Il donne plusieurs formations sur les indicateurs biologiques, la fertilisation ou l’autonomie au sens large, en passant de l’autonomie en semence jusqu’à celle en intrants.

Approche historique de l’agriculture

Alain est passionné d’histoire et en particulier d’histoire agricole. Cette approche lui permet de considérer son travail et sa façon de le faire comme issus de phénomènes sociaux. Comprendre d’où l’on vient pour choisir où l’on va s’applique parfaitement à sa démarche. Ces recherches historiques lui permettent également de remettre au gout du jour des techniques ou des variétés perdues, mais aussi et surtout à comprendre son territoire.

Une soudaine réorientation de l’activité

Alain a décidé d’arrêter l’élevage en 2018 pour deux raisons.
La première était le vieillissement du troupeau et la perte de qualité de la production laitière. Son objectif était de garder les vaches le plus longtemps possible. Dès lors, soit il envoyait son troupeau à la réforme et repartait avec des génisses soit il arrêtait l’élevage.
La deuxième est sa volonté d’expérimenter autre chose : de montrer que l’autonomie d’une prairie n’est pas liée à l’amendement en déjections animales et d’expérimenter une gestion différente pour avoir toujours le développement de légumineuses. Pour lui, le fumier n’est pas un engrais de ferme. Quand on prend 100 de matière végétale et qu’on redonne 30 ou 40 de fèces, on n' »engraisse » pas le sol. Une grande partie des éléments a été prélevée par l’animal.

Transmettre son activité tout en respectant le travail effectué tourné vers l’autonomie

Pour transmettre son activité, il faudrait qu’il accepte la dissolution du GFA familial et récupère une partie des terres. Une volonté de ses neveux, héritiers des parts du groupement qui ne veulent plus garder cette structure de partage mais plutôt récupérer chacun leur terre pour les gérer à leur propre façon. Aujourd’hui, il refuse cette dissolution qui mettrait à mal le travail effectué pendant plusieurs années, notamment avec l’implantation de haies et d’essences fruitières locales. Ses neveux et nièces adhérents du GFA ne sont pas agriculteurs à temps plein. Certains ne le sont même pas du tout et font travailler leurs terres par une entreprise.

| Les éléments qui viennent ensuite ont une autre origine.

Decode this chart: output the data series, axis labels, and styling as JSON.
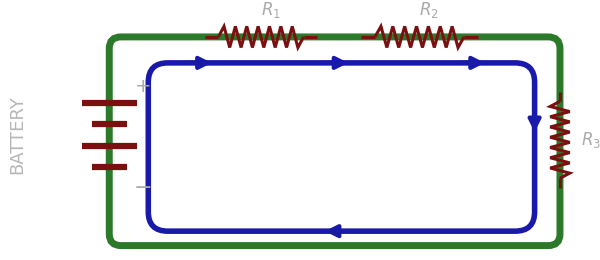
{
  "fig_width": 6.0,
  "fig_height": 2.6,
  "dpi": 100,
  "bg_color": "#ffffff",
  "green_color": "#2a7a2a",
  "blue_color": "#1a1aaa",
  "red_color": "#7a1010",
  "gray_color": "#aaaaaa",
  "lw_outer": 5.0,
  "lw_inner": 4.0,
  "lw_resistor": 2.2,
  "lw_battery": 4.5,
  "battery_label": "BATTERY",
  "R1_label": "$R_1$",
  "R2_label": "$R_2$",
  "R3_label": "$R_3$"
}
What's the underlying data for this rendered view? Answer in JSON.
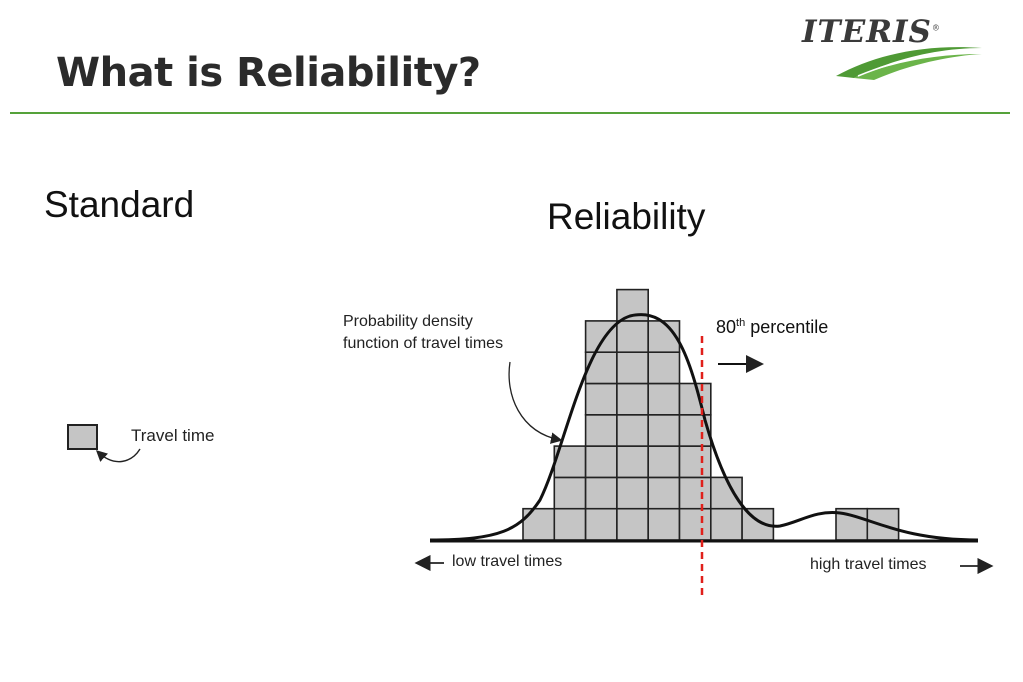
{
  "slide": {
    "title": "What is Reliability?",
    "logo": {
      "text": "ITERIS",
      "mark": "®",
      "accent_color": "#55a23a"
    },
    "accent_color": "#55a23a"
  },
  "standard": {
    "heading": "Standard",
    "box_caption": "Travel time"
  },
  "reliability": {
    "heading": "Reliability",
    "pdf_label_line1": "Probability density",
    "pdf_label_line2": "function of travel times",
    "low_label": "low travel times",
    "high_label": "high travel times",
    "percentile_number": "80",
    "percentile_suffix": "th",
    "percentile_word": "percentile",
    "percentile_line_color": "#e0201b",
    "histogram_counts": [
      1,
      3,
      7,
      8,
      7,
      5,
      2,
      1,
      0,
      0,
      1,
      1
    ]
  }
}
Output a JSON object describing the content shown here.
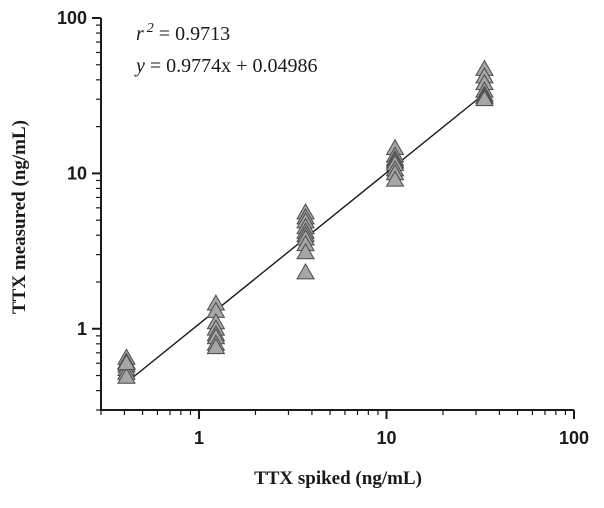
{
  "chart_data": {
    "type": "scatter",
    "title": "",
    "xlabel": "TTX spiked (ng/mL)",
    "ylabel": "TTX measured (ng/mL)",
    "xscale": "log",
    "yscale": "log",
    "xlim": [
      0.3,
      100
    ],
    "ylim": [
      0.3,
      100
    ],
    "xticks": [
      "1",
      "10",
      "100"
    ],
    "yticks": [
      "1",
      "10",
      "100"
    ],
    "grid": false,
    "legend": "none",
    "marker": "triangle",
    "marker_color": "#a6a6a6",
    "annotations": {
      "r2_label": "r",
      "r2_exp": "2",
      "r2_value": " = 0.9713",
      "eq_y": "y",
      "eq_rest": " = 0.9774x + 0.04986"
    },
    "fit": {
      "slope": 0.9774,
      "intercept": 0.04986,
      "x_range": [
        0.41,
        33.3
      ]
    },
    "series": [
      {
        "x": [
          0.41,
          0.41,
          0.41,
          0.41,
          0.41,
          0.41,
          0.41,
          1.23,
          1.23,
          1.23,
          1.23,
          1.23,
          1.23,
          1.23,
          1.23,
          3.7,
          3.7,
          3.7,
          3.7,
          3.7,
          3.7,
          3.7,
          3.7,
          3.7,
          3.7,
          11.1,
          11.1,
          11.1,
          11.1,
          11.1,
          11.1,
          11.1,
          11.1,
          33.3,
          33.3,
          33.3,
          33.3,
          33.3,
          33.3,
          33.3
        ],
        "y": [
          0.65,
          0.61,
          0.58,
          0.55,
          0.52,
          0.49,
          0.6,
          1.45,
          1.3,
          1.1,
          1.0,
          0.92,
          0.88,
          0.8,
          0.76,
          5.6,
          5.2,
          4.9,
          4.5,
          4.2,
          4.0,
          3.8,
          3.5,
          3.1,
          2.3,
          14.5,
          13.0,
          12.3,
          11.9,
          11.5,
          10.6,
          10.0,
          9.1,
          47,
          42,
          38,
          34,
          32,
          31,
          30
        ]
      }
    ]
  }
}
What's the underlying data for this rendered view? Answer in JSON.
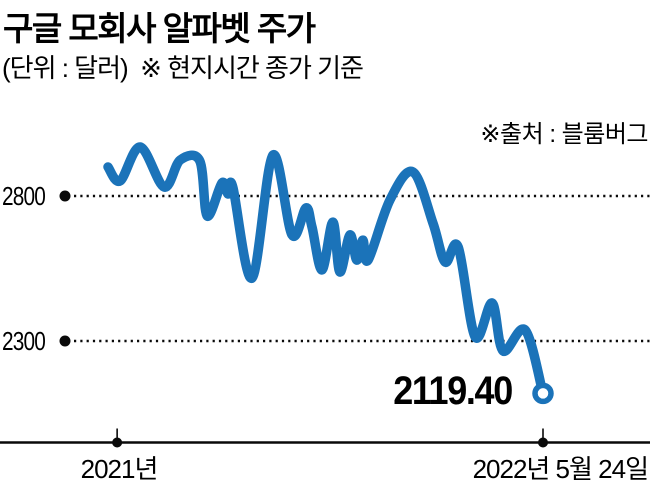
{
  "header": {
    "title": "구글 모회사 알파벳 주가",
    "subtitle": "(단위 : 달러)  ※ 현지시간 종가 기준",
    "source": "※출처 : 블룸버그"
  },
  "chart_data": {
    "type": "line",
    "title": "구글 모회사 알파벳 주가",
    "unit_label": "(단위 : 달러)",
    "basis_note": "※ 현지시간 종가 기준",
    "source": "※출처 : 블룸버그",
    "line_color": "#1b73b9",
    "grid_color": "#0a0a0a",
    "axis_color": "#0a0a0a",
    "grid": "dotted-horizontal",
    "legend": "none",
    "ylim": [
      2050,
      3050
    ],
    "y_ticks": [
      2800,
      2300
    ],
    "y_tick_labels": [
      "2800",
      "2300"
    ],
    "x_tick_labels": [
      "2021년",
      "2022년 5월 24일"
    ],
    "x_tick_positions": [
      0.021,
      1.0
    ],
    "end_value": 2119.4,
    "end_value_label": "2119.40",
    "series": [
      {
        "name": "알파벳 주가",
        "points": [
          [
            0.0,
            2900
          ],
          [
            0.028,
            2852
          ],
          [
            0.074,
            2969
          ],
          [
            0.129,
            2831
          ],
          [
            0.166,
            2924
          ],
          [
            0.211,
            2921
          ],
          [
            0.228,
            2731
          ],
          [
            0.262,
            2845
          ],
          [
            0.276,
            2807
          ],
          [
            0.287,
            2831
          ],
          [
            0.331,
            2517
          ],
          [
            0.379,
            2941
          ],
          [
            0.423,
            2666
          ],
          [
            0.455,
            2759
          ],
          [
            0.469,
            2693
          ],
          [
            0.492,
            2545
          ],
          [
            0.517,
            2710
          ],
          [
            0.533,
            2538
          ],
          [
            0.556,
            2666
          ],
          [
            0.572,
            2579
          ],
          [
            0.586,
            2648
          ],
          [
            0.598,
            2579
          ],
          [
            0.648,
            2786
          ],
          [
            0.701,
            2883
          ],
          [
            0.747,
            2707
          ],
          [
            0.775,
            2572
          ],
          [
            0.805,
            2624
          ],
          [
            0.844,
            2314
          ],
          [
            0.883,
            2431
          ],
          [
            0.908,
            2266
          ],
          [
            0.959,
            2338
          ],
          [
            1.0,
            2119.4
          ]
        ]
      }
    ]
  }
}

« Tant que je continue comme fermier, ils ne peuvent pas dissoudre. Il faut l’accord de la majorité des adhérents pour la dissolution et il faut aussi que ça représente 75% des parts. »

Pour lui, ça serait revivre l’expérience du remembrement qu’il a subit dans les années 90 où il a dut tout recommencer de zéro.

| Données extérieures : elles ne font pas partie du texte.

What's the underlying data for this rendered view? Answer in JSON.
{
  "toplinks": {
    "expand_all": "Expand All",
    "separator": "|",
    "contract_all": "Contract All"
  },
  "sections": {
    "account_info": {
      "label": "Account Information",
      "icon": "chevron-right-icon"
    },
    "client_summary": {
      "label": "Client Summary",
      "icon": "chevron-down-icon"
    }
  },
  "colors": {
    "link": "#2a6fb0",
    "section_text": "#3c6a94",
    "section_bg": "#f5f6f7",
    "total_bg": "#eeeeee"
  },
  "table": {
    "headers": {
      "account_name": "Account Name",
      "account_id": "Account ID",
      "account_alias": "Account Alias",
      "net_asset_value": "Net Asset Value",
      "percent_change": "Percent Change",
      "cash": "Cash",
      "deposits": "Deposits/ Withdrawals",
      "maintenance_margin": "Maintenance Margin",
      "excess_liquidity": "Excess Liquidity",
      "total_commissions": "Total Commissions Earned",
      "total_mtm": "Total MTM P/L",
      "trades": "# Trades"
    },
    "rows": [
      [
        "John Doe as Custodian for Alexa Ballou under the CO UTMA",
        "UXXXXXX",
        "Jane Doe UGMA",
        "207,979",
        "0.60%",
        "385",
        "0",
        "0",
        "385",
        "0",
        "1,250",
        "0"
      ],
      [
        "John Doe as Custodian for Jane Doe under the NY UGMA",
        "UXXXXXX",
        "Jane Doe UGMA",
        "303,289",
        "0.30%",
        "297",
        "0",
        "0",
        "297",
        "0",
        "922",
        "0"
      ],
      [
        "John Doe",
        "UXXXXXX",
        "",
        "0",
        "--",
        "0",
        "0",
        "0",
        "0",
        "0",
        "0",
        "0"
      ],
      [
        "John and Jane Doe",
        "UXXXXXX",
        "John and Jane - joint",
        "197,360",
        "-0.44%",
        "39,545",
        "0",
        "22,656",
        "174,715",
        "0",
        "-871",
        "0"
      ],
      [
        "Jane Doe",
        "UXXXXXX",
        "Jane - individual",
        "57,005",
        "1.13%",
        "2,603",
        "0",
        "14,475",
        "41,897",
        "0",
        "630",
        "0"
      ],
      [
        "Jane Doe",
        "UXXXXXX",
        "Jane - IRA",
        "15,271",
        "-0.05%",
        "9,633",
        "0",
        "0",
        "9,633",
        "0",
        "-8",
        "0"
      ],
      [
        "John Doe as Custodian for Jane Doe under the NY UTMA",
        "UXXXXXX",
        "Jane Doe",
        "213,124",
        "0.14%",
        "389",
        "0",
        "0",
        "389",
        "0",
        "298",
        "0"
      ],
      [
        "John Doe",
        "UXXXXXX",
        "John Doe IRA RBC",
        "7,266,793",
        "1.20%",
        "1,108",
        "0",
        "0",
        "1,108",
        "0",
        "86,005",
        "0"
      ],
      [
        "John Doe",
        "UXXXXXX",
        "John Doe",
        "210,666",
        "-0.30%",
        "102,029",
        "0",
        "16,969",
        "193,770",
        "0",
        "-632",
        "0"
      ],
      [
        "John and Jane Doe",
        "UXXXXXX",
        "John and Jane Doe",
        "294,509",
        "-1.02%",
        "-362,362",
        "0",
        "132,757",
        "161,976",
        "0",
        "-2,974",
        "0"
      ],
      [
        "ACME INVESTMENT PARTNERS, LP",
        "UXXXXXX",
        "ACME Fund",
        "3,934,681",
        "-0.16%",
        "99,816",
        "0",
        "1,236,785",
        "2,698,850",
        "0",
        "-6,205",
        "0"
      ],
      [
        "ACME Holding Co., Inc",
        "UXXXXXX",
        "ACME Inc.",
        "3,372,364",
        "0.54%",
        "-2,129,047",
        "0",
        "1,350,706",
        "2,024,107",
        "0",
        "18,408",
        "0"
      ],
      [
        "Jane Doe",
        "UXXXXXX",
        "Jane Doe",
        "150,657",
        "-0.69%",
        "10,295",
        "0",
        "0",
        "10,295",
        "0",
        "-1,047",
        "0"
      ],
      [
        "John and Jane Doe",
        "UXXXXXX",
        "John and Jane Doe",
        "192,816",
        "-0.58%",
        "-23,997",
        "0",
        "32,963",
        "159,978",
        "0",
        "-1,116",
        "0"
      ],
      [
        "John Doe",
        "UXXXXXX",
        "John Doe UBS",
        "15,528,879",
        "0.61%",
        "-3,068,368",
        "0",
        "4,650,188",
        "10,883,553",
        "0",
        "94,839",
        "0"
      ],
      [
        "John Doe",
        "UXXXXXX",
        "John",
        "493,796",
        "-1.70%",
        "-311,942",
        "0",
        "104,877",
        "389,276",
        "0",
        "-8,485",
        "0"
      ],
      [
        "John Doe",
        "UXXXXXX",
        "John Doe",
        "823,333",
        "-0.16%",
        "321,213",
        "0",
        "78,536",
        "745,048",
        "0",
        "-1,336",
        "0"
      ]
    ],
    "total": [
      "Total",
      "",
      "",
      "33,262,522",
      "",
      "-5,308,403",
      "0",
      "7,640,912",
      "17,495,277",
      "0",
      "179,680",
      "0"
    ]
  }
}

« Mon savoir-faire paysan, il en a pris un coup. Si j’accepte la dissolution, je laisse les terres aux mains de mes neveux qui ne produiront pas de la même façon. La qualité de mes terres dont j’ai pris soin pendant une quarantaine d’années va probablement se dégrader. »

Cependant, pour transmettre, il doit accepter cette dissolution.

« Ça fait plus de 10 ans que je réfléchi à la transmission. Depuis l’arrivée de mes neveux dans le GFA, j’ai vu que la ferme dans son intégralité, elle n’existait plus. »

Il envisage la possibilité de diversification des productions, comme des légumes de plein champ ou du maraichage, une production à forte valeur ajoutée à l’hectare.

Il pense se rapprocher de Bio en grand-est qui ont une cellule transmission pour trouver des porteurs de projet. Les difficultés pour Alain sont de trouver quelqu’un qui accepte de venir travailler sur 20ha (surface inférieure à la SMI dans la Marne), sans logement, dans la champagne crayeuse qui n’est pas forcément la région la plus attractive. Pour lui, la transmission doit se faire de manière très progressive. Il ne veut pas assommer les porteur de projet avec des reprises de capitaux importants et les obliger à faire des emprunts.